Kar Amacı Gütmeyen Kuruluşlar için 501 (c) (3) Tarihi

İçindekiler:

Anonim

Milletimizin başından beri insanlar daha az şanslı olan komşularına yardım etmek için gönüllü kuruluşlara katıldı. İlk topluluklar, yaşamı herkes için daha iyi hale getirmek için gönüllü ateş ve milis grupları, kadın toplumları ve kilise yardımı toplulukları oluşturdu. Daha sonra, ortak rahatlamayı görev olarak gören varlıklıların güvenleri ve vakıfları geldi. Hükümetin 501 (c) gibi yasal açıklamalara katılması yıllar alacaktır.

Devrimden Sonra

Devrim Savaşı'ndan önce hayırseverlik büyük ölçüde yerel bir mesele idi. Kamu hastaneleri, yerel polisler ve okullar genellikle yardım kuruluşlarıydı. Devrimden sonra, hayırsever gruplar hayırseverler ve kadınların toplumlarında lider rolleri oynayarak daha kurumsallaştı. Kadınlar hayati öneme sahipti - hüküm süren duyarlılık “erkeklerin gönülsüz kalplerini yumuşatmaları” ve para bağışlamaları için yeterliydi.

Zengin bir adamın mirası

19. yüzyılın sonuna gelindiğinde, geniş çaplı örgütlü hayırseverlik, en zengin Amerikalıların, sanayicilerin ve finansal liderlerin mirası haline geldi. Andrew Carnegie, milyonerlerini hayırseverliğe teşvik etmek için bir yönetim öğretisi önerdi.
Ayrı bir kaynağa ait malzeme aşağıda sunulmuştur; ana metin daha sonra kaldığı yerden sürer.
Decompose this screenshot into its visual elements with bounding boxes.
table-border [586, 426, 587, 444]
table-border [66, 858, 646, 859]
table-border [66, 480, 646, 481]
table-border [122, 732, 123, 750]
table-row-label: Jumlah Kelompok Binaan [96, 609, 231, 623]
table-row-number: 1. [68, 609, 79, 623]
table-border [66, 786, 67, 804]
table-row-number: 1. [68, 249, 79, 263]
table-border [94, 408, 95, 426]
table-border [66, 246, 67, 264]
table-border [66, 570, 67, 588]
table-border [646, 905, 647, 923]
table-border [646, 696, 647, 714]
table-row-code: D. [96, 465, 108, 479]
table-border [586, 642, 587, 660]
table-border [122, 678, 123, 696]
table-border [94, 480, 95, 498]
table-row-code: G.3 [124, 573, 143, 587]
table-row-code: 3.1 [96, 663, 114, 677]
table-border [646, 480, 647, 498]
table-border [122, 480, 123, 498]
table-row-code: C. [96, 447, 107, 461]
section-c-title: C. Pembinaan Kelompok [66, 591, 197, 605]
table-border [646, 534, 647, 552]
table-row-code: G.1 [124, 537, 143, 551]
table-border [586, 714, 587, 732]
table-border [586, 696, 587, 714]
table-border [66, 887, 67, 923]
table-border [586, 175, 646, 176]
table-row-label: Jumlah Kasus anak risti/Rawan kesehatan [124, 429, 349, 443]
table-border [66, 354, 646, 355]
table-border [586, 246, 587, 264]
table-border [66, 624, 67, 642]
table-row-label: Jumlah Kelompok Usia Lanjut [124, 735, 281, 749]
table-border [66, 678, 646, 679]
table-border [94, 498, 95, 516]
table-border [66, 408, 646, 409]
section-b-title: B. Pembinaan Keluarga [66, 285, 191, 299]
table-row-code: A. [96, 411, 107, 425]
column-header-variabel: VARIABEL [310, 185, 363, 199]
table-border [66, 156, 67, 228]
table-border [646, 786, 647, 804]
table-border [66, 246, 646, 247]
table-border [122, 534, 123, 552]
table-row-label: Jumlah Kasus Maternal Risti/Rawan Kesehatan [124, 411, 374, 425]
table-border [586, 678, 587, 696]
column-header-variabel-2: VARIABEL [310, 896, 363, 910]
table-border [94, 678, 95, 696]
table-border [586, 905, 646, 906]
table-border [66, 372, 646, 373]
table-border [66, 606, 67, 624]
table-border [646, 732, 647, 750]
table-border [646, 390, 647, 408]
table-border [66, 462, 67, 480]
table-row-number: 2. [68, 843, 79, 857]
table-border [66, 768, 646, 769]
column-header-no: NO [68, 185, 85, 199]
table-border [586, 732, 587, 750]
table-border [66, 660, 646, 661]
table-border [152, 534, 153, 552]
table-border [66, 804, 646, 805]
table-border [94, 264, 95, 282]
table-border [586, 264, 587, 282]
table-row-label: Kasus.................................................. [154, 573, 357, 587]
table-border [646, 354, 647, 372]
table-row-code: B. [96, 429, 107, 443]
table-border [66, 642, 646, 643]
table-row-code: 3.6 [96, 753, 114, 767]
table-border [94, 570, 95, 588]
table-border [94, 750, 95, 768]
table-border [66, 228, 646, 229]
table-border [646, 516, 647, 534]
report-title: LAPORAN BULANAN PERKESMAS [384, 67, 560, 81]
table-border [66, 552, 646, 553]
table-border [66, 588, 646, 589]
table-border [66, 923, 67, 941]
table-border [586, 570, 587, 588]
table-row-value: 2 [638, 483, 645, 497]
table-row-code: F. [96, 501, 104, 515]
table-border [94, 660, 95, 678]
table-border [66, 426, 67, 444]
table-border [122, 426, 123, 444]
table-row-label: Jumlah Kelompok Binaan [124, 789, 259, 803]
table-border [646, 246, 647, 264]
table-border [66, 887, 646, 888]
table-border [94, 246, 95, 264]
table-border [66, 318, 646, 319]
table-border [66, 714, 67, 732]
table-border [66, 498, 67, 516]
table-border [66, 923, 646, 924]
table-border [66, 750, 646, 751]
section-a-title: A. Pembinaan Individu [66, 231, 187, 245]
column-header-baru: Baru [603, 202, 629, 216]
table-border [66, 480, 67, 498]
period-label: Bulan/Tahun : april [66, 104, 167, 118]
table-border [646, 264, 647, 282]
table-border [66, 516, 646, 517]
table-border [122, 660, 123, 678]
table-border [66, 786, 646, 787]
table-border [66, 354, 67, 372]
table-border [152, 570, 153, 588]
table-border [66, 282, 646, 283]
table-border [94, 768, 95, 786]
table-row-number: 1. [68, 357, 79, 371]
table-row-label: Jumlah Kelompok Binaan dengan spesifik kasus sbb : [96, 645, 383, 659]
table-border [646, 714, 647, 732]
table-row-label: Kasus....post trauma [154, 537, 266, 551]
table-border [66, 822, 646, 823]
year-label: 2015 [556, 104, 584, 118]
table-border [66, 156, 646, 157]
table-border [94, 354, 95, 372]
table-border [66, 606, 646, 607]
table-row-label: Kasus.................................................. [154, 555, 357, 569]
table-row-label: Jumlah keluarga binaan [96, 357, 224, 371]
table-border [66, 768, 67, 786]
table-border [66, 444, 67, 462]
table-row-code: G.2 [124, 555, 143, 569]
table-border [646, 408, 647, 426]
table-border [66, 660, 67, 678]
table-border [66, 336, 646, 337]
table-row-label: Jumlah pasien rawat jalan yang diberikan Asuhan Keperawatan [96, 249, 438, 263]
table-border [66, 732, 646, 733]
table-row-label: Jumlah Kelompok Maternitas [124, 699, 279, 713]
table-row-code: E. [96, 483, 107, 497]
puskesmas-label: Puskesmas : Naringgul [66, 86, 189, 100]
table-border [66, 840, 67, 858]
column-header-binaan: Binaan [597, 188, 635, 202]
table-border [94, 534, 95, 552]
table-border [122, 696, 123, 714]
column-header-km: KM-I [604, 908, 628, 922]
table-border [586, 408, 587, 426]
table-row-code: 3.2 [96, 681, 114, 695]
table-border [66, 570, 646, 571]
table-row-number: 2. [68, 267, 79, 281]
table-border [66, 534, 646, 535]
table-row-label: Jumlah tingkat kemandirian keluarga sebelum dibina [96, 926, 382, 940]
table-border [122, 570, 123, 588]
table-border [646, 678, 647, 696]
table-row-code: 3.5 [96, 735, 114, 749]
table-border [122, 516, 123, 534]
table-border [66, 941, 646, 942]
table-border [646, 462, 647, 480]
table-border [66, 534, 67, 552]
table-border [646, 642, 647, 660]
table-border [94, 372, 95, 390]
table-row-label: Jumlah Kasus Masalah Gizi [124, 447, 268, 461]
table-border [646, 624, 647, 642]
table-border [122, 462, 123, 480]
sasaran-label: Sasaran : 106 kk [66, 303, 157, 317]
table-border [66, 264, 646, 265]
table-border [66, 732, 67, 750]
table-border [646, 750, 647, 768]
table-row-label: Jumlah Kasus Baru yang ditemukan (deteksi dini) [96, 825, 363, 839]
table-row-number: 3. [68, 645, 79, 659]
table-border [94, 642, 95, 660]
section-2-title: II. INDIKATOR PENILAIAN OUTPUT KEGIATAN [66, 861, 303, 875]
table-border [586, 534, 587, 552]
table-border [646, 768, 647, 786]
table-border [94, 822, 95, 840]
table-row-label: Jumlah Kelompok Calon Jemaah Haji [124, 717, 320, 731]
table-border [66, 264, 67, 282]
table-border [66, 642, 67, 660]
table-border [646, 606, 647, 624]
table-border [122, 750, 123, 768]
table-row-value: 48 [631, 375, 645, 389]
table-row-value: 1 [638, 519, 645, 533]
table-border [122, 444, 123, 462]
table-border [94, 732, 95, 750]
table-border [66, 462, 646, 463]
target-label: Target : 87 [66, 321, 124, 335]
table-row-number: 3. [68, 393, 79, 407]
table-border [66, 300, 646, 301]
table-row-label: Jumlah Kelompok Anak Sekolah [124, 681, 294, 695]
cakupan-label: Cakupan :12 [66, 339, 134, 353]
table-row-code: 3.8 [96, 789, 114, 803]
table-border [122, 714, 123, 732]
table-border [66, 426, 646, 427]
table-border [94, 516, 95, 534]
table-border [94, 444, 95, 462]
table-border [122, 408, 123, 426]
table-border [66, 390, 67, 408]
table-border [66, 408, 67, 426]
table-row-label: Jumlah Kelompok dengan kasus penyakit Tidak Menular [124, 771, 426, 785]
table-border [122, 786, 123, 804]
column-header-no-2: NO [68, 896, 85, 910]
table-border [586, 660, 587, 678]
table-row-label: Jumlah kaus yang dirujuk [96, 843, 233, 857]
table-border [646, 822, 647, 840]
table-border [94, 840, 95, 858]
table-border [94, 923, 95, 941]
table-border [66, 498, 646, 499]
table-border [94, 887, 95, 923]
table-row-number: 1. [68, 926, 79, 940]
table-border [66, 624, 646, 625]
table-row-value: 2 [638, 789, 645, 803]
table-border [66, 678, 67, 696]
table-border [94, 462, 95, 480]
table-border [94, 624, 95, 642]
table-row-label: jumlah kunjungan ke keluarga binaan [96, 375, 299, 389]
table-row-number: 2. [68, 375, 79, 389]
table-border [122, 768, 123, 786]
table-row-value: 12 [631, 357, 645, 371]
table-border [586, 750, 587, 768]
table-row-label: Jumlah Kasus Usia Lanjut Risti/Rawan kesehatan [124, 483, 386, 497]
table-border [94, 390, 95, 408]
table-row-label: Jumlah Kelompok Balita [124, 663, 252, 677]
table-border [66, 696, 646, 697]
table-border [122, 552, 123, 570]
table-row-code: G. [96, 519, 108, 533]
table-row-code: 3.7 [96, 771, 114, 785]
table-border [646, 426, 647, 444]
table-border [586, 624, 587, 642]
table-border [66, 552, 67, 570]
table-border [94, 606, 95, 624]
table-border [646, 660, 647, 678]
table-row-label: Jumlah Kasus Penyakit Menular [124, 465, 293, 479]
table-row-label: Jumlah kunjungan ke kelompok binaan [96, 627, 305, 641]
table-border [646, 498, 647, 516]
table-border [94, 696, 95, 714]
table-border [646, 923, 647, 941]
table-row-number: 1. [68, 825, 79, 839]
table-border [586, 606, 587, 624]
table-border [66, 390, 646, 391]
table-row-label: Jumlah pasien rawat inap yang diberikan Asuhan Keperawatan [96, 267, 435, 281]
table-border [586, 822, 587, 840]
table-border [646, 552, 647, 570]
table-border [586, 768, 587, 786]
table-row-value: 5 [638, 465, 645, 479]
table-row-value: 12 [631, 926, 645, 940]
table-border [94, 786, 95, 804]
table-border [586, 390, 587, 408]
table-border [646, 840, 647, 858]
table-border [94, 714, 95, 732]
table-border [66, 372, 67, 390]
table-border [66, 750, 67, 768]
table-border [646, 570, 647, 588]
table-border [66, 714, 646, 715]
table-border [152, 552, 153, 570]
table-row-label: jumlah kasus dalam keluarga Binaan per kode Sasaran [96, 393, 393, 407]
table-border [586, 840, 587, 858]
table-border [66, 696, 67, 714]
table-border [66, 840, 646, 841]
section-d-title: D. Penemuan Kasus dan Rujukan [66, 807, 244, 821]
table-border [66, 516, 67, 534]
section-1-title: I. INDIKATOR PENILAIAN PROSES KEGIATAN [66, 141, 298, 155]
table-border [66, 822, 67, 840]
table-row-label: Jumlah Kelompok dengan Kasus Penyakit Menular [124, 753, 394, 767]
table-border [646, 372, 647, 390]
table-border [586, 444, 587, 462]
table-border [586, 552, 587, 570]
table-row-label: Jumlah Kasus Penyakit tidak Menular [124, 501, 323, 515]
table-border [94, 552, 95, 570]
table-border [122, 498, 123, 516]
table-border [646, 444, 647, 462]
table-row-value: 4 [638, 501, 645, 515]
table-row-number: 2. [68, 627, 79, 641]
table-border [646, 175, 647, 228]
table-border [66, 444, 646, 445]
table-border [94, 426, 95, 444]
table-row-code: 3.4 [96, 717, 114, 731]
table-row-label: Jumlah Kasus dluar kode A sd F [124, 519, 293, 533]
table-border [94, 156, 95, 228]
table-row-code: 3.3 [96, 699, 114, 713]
Tröstler ve vakıflar kuruldu ve bunların çoğu bugün bildiğimiz 501 (c) ler oldu.

Hükümet Katılıyor

20. yüzyılın başlarında, hükümetin ticari ve kar amacı gütmeyen kuruluşlarla nasıl başa çıktığı konusunda birçok değişiklik görüldü. Kongre, 1913 - 1918 arasında hayırsever kuruluşlar için vergileri düzenleyen ve vergiden muaf statüsü belirleyen yasaları kabul etti. 1918 Gelir Yasasında, hayır işleri için vergi indirimleri yapıldı. Bu, zenginlere, hayır kurumlarına bağış yapma konusunda teşvik verdiği için önemliydi.

501 (c)

1954 tarihli Gelir Yasası, vergi kodlarını bugün bildiğimiz şekliyle belirledi. İç Gelir Kanunu'nun 501 (c) Maddesi, vergiden muaf statünün tadını çıkarmak için, kar amacı gütmeyen bir kurumun, hiçbir kurumu kazanmayacak şekilde, kar amacı gütmeyen sebeplerden dolayı örgütlenmesi ve işletilmesi gerektiğini belirtti. Kısım 170 uyarınca yasa, 501 (c) kuruluşa vergiden düşülebilir katkılar sağlamıştır.

Kamuyu Aydınlatma

1943’teki Gelir Yasası’ndan bu yana, tüm kar amacı gütmeyen kuruluşlar kazançlarını ve ödemelerini beyan eden 990 Formunu doldurmak zorundadır. 501 (c) (3) kuruluşun tümü gelir kaynaklarını ve tüm varlık ve yükümlülükleri raporlamalıdır. Kod daha sonra revize edildi ve 501 (c) (3) vergiden muaf kuruluşların, Form 990 verilerini kamuya açıklamasını istemek zorunda kaldı. 501 (c) (3), İç Gelir Kodunun bu bölümünün bölüm ve alt bölümlerini ifade eder.